Tell me you are too oblivious to implement CI/CD without telling me you’re too oblivious to to implement CI/CD. Their builds and packaging should have been fully automated if it was such a pain. If you can make a Mac version of any software, you can make a Linux version. The debate internally was likely management being dumb as rocks and overruling anyone who actually knows anything.
Yeah they never were great at Linux support anyway. About 6 years ago I had to teach them that LTS distros like Ubuntu stay on old versions of packages. At the time they built their Linux-x64.deb against Ubuntu 18.04 when Ubuntu 14.04 and 16.0x and thus everything from Mint 17 and on were still under LTS and so a lot of installs out there would see a dependency error.
This is definitely where Flatpak or even Appimage is the real solution.
Well it seems to be time to make a FOSS laser engraver app. Never did really like LaserWeb.

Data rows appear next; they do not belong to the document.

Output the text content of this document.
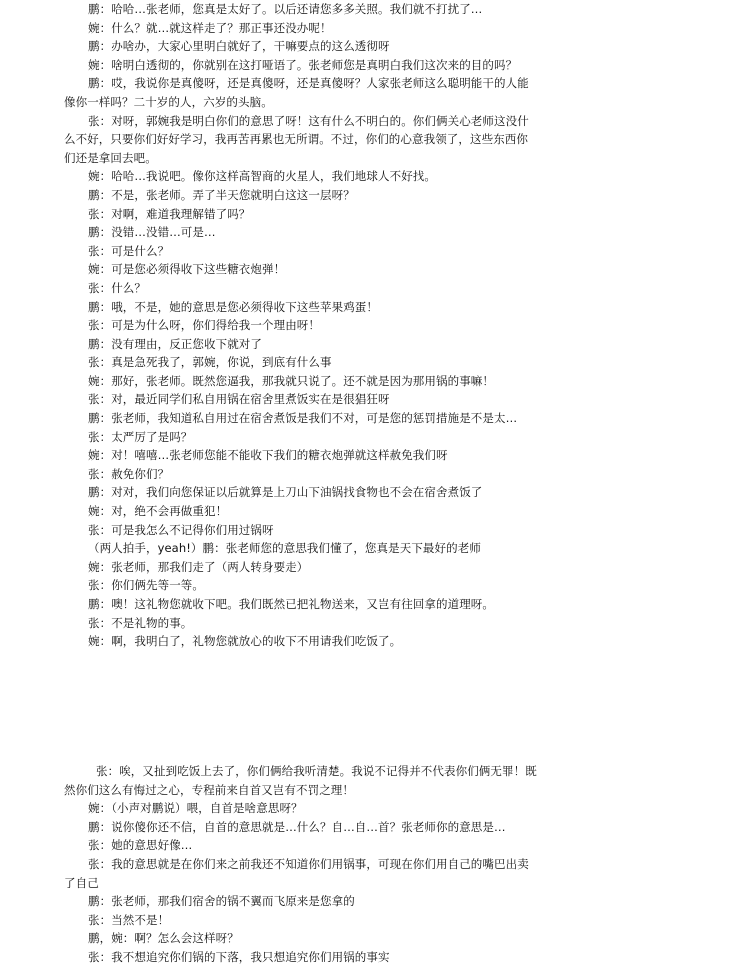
鹏：哈哈…张老师，您真是太好了。以后还请您多多关照。我们就不打扰了…
婉：什么？就…就这样走了？那正事还没办呢！
鹏：办啥办，大家心里明白就好了，干嘛要点的这么透彻呀
婉：啥明白透彻的，你就别在这打哑语了。张老师您是真明白我们这次来的目的吗？
鹏：哎，我说你是真傻呀，还是真傻呀，还是真傻呀？人家张老师这么聪明能干的人能
像你一样吗？二十岁的人，六岁的头脑。
张：对呀，郭婉我是明白你们的意思了呀！这有什么不明白的。你们俩关心老师这没什
么不好，只要你们好好学习，我再苦再累也无所谓。不过，你们的心意我领了，这些东西你
们还是拿回去吧。
婉：哈哈…我说吧。像你这样高智商的火星人，我们地球人不好找。
鹏：不是，张老师。弄了半天您就明白这这一层呀？
张：对啊，难道我理解错了吗？
鹏：没错…没错…可是…
张：可是什么？
婉：可是您必须得收下这些糖衣炮弹！
张：什么？
鹏：哦，不是，她的意思是您必须得收下这些苹果鸡蛋！
张：可是为什么呀，你们得给我一个理由呀！
鹏：没有理由，反正您收下就对了
张：真是急死我了，郭婉，你说，到底有什么事
婉：那好，张老师。既然您逼我，那我就只说了。还不就是因为那用锅的事嘛！
张：对，最近同学们私自用锅在宿舍里煮饭实在是很猖狂呀
鹏：张老师，我知道私自用过在宿舍煮饭是我们不对，可是您的惩罚措施是不是太…
张：太严厉了是吗？
婉：对！嘻嘻…张老师您能不能收下我们的糖衣炮弹就这样赦免我们呀
张：赦免你们？
鹏：对对，我们向您保证以后就算是上刀山下油锅找食物也不会在宿舍煮饭了
婉：对，绝不会再做重犯！
张：可是我怎么不记得你们用过锅呀
（两人拍手，yeah!）鹏：张老师您的意思我们懂了，您真是天下最好的老师
婉：张老师，那我们走了（两人转身要走）
张：你们俩先等一等。
鹏：噢！这礼物您就收下吧。我们既然已把礼物送来，又岂有往回拿的道理呀。
张：不是礼物的事。
婉：啊，我明白了，礼物您就放心的收下不用请我们吃饭了。
张：唉，又扯到吃饭上去了，你们俩给我听清楚。我说不记得并不代表你们俩无罪！既
然你们这么有悔过之心，专程前来自首又岂有不罚之理！
婉：（小声对鹏说）喂，自首是啥意思呀？
鹏：说你傻你还不信，自首的意思就是…什么？自…自…首？张老师你的意思是…
张：她的意思好像…
张：我的意思就是在你们来之前我还不知道你们用锅事，可现在你们用自己的嘴巴出卖
了自己
鹏：张老师，那我们宿舍的锅不翼而飞原来是您拿的
张：当然不是！
鹏，婉：啊？怎么会这样呀？
张：我不想追究你们锅的下落，我只想追究你们用锅的事实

It sounds like they’re going to rewrite a bunch of code and decided to not invest the capital into Linux.
That’s a strange problem to have these days since libraries like this are often designed to run on all platforms, but what do I know.
But if it’s true that fewer than 1% of users are on Linux and it’s costing them more than other platforms, it makes no financial sense to keep it going.
As a LightBurn user and license holder, this is annoying, but I could see this being a good thing in the long run. Right now, there is very little opensource alternative to LightBurn. As of today, there is a much stronger incentive to make it happen. I’m hopeful this spurs on a modern tool in the open source community that works as an alternative. What LightBurn might have done is save them selves some support overhead and created competition. We’ll see how that works out for them.
Might be worth doing some file analysis. The big CO2 laser at my Makerspace has a “proprietary” format that is really just PostScript. Working around that stuff should be doable.
thats a big hit for non-commercial laser cutting enthusiasts
Between Visicut and Lightburn, the later was miles away even with its quirks and testing all sorts of stuff with boxes.py was a lot of fun
Crazy to me how developers would rather abandon a project (e.g. the Linux version of their software) than open source it so that the community can continue it. If you’re abandoning it then it’s not generating profit for you anymore anyway, so literally no reason not to open source it. Oh no, are you worried people will use that to build Windows versions for free instead of paying for a licence? Boo hoo.
Honestly, Lightburn is hella developed. Even stagnated at its current state, it’s still leagues beyond anything else. It’ll continue to be a worthwhile purchase for a long time.
Many of us at LightBurn are Linux users ourselves, and this decision was made reluctantly, after careful investigation of all possible avenues for continuing Linux support.
If y'all use Linux, then how the fuck do you not know about Flatpak, or even AppImage? Christ.
So then why do they think that they must support every distribution? You would think they would jump on the chance to switch to Flatpak. The reasoning is ultimately pretty poor, so hopefully this isn't a shitty cover for some other decision like layoffs.